Il pacchetto riduce il periodo di esposizione che può verificarsi nelle prime fasi di una nuova installazione, quando un’immagine ISO, WIM o VHD contiene componenti antimalware ormai superati. Il nuovo pacchetto è disponibile per architetture x86, x64 e ARM64, con dimensioni comprese tra 142 e 242 MB.
Il problema non riguarda l’aggiornamento ordinario di Defender su un PC operativo, ma le macchine appena installate, che partono dai file contenuti nell’immagine usata per il deployment: se quell’immagine risale a settimane o mesi prima, le componenti antimalware incorporate risultano meno recenti. Microsoft documenta questa procedura dal 2021, introdotta con la KB4568292.
Il vantaggio di aggiornare l’immagine
Il beneficio principale riguarda il primo avvio del sistema. Dopo l’installazione, Windows può richiedere un certo intervallo prima di ricevere l’ultima versione delle definizioni e degli altri componenti di Defender. Nei sistemi distribuiti senza accesso immediato a Internet, nelle installazioni automatizzate o nelle infrastrutture che utilizzano immagini conservate a lungo, questa finestra temporale può ampliarsi in modo significativo, lasciando il dispositivo temporaneamente meno protetto.
Microsoft raccomanda perciò di mantenere aggiornate le immagini del sistema operativo, invece di affidarsi solo all’aggiornamento post-installazione. La procedura riguarda sia chi utilizza l’antivirus integrato di Windows sia chi adotta un’altra soluzione di sicurezza, perché il pacchetto aggiorna comunque i binari Defender presenti nell’immagine.

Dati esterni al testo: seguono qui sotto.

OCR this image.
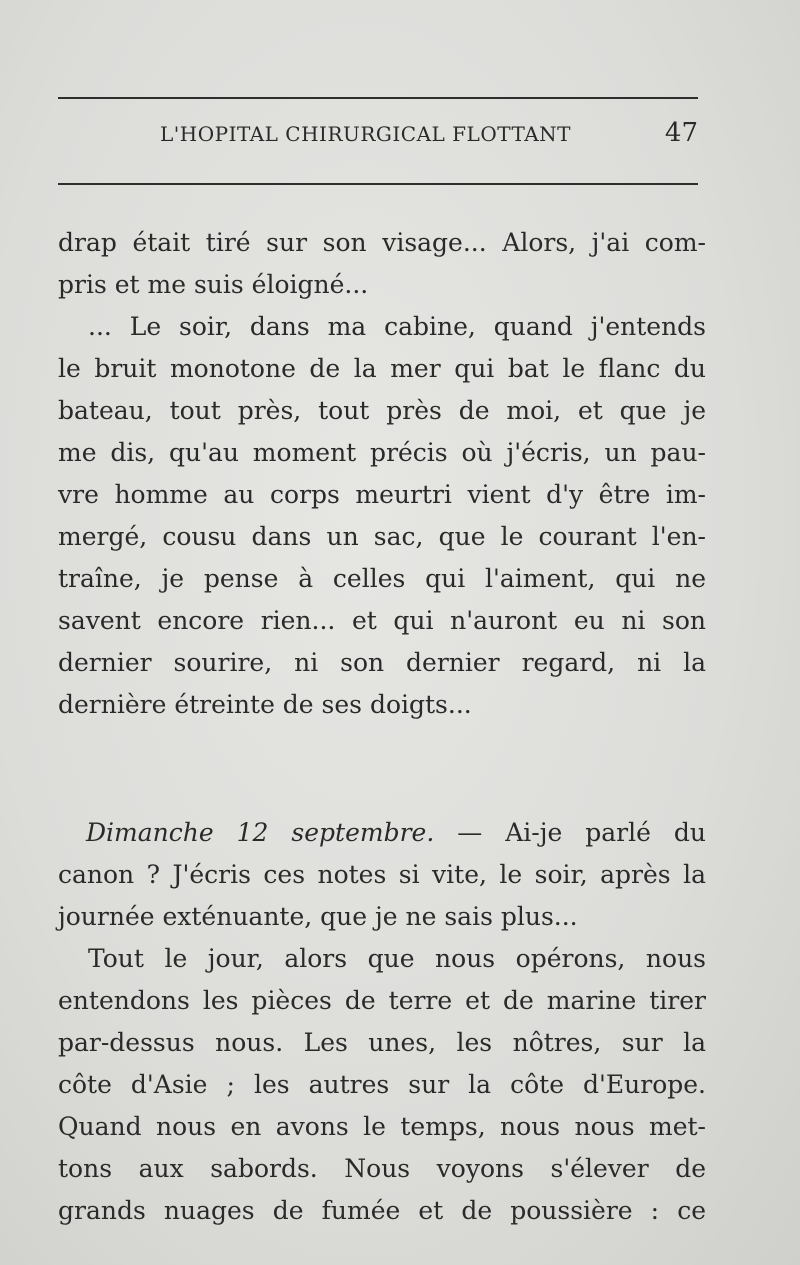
L'HOPITAL CHIRURGICAL FLOTTANT	47
drap était tiré sur son visage... Alors, j'ai com-
pris et me suis éloigné...
... Le soir, dans ma cabine, quand j'entends
le bruit monotone de la mer qui bat le flanc du
bateau, tout près, tout près de moi, et que je
me dis, qu'au moment précis où j'écris, un pau-
vre homme au corps meurtri vient d'y être im-
mergé, cousu dans un sac, que le courant l'en-
traîne, je pense à celles qui l'aiment, qui ne
savent encore rien... et qui n'auront eu ni son
dernier sourire, ni son dernier regard, ni la
dernière étreinte de ses doigts...
Dimanche 12 septembre. — Ai-je parlé du
canon ? J'écris ces notes si vite, le soir, après la
journée exténuante, que je ne sais plus...
Tout le jour, alors que nous opérons, nous
entendons les pièces de terre et de marine tirer
par-dessus nous. Les unes, les nôtres, sur la
côte d'Asie ; les autres sur la côte d'Europe.
Quand nous en avons le temps, nous nous met-
tons aux sabords. Nous voyons s'élever de
grands nuages de fumée et de poussière : ce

È consigliata una manutenzione ordinaria ogni tre mesi circa.
L’operazione va applicata a un’immagine offline, come un file WIM o VHD/VHDX, non a un sistema Windows in esecuzione: Microsoft avverte che aggiornare un’immagine live può danneggiare l’installazione. Servono un ambiente Windows a 64 bit con Windows 10 o successivo, PowerShell 5.1 o superiore, i moduli Microsoft.Powershell.Security e DISM, e privilegi amministrativi.
Prima di procedere occorre individuare l’indice corretto in Install.wim con il comando DISM /get-imageinfo, poiché una singola immagine può contenere più edizioni di Windows; lo script supporta anche la rimozione dell’aggiornamento, ma Microsoft consiglia di conservare sempre una copia dell’immagine originale, soprattutto nelle infrastrutture con immagini master distribuite su molti dispositivi.